The 2nd equation is nothing else than angular-momentum conservation, i.e., you can integrate it to
$$r^2 \dot{\theta}=\ell=\text{const}. \quad (*)$$
Then you introduce the central potential
$$V(r)=-\int \mathrm{d} r F(r)$$
and use the energy-conservation law,
$$\frac{m}{2} \dot{\vec{x}}^2 + V(r)=E=\text{const},$$
which reads in polar coordinates
$$\frac{m}{2} (\dot{r}^2 + r^2 \dot{\theta}^2)+V(r)=E. \qquad (**)$$
Now you can eliminate $\dot{\theta}$, using (*) and get a differential equation for $\mathrm{d}r/\mathrm{d} \theta=\dot{r}/\dot{\theta}$ from (**), which lets you derive $V(r)$ from the given solution $r=r(\theta)$.

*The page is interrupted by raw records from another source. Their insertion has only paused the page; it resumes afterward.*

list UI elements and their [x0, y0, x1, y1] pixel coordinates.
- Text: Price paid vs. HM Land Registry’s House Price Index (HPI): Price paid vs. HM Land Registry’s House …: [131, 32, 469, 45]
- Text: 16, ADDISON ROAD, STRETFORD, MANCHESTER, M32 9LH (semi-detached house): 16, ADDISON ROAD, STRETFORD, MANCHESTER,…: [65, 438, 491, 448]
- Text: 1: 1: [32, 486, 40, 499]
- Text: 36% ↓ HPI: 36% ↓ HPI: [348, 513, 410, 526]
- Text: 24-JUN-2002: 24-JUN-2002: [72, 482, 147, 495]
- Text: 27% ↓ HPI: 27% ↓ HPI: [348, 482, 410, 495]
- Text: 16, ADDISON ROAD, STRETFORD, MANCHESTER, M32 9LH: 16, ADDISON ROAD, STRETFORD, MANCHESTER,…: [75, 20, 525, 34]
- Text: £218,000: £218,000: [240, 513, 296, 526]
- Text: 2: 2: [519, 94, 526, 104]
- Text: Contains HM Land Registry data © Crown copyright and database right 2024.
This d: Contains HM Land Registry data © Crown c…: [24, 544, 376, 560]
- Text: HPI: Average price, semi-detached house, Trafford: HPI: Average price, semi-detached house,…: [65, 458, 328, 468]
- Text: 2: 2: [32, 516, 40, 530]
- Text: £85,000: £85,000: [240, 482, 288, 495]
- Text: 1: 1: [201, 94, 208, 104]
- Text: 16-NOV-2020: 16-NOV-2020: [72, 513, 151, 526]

Thank you for your post vanhees71! :)

You don't care about how the trajectory is run through as a function of time.
But note that $a)$ is asking for $r(t)$ and $\theta (t)$.

vanhees71
Science Advisor
Gold Member
2019 Award
Sure, but this you can address easier as soon has you have found $F(r)$ or $V(r)$ ;-).

PeroK
Science Advisor
Homework Helper
Gold Member
I think the issue is a bit overcomplicated in this thread. The point is that you have given the trajectory in terms of $r=r(\theta)$. You don't care about how the trajectory is run through as a function of time.
Part a) in the OP asked for the trajectory as a function of time!

vanhees71
Science Advisor
Gold Member
2019 Award
Yes, and this you get after you've found $V(r)$ by solving the equation of motion for $r$.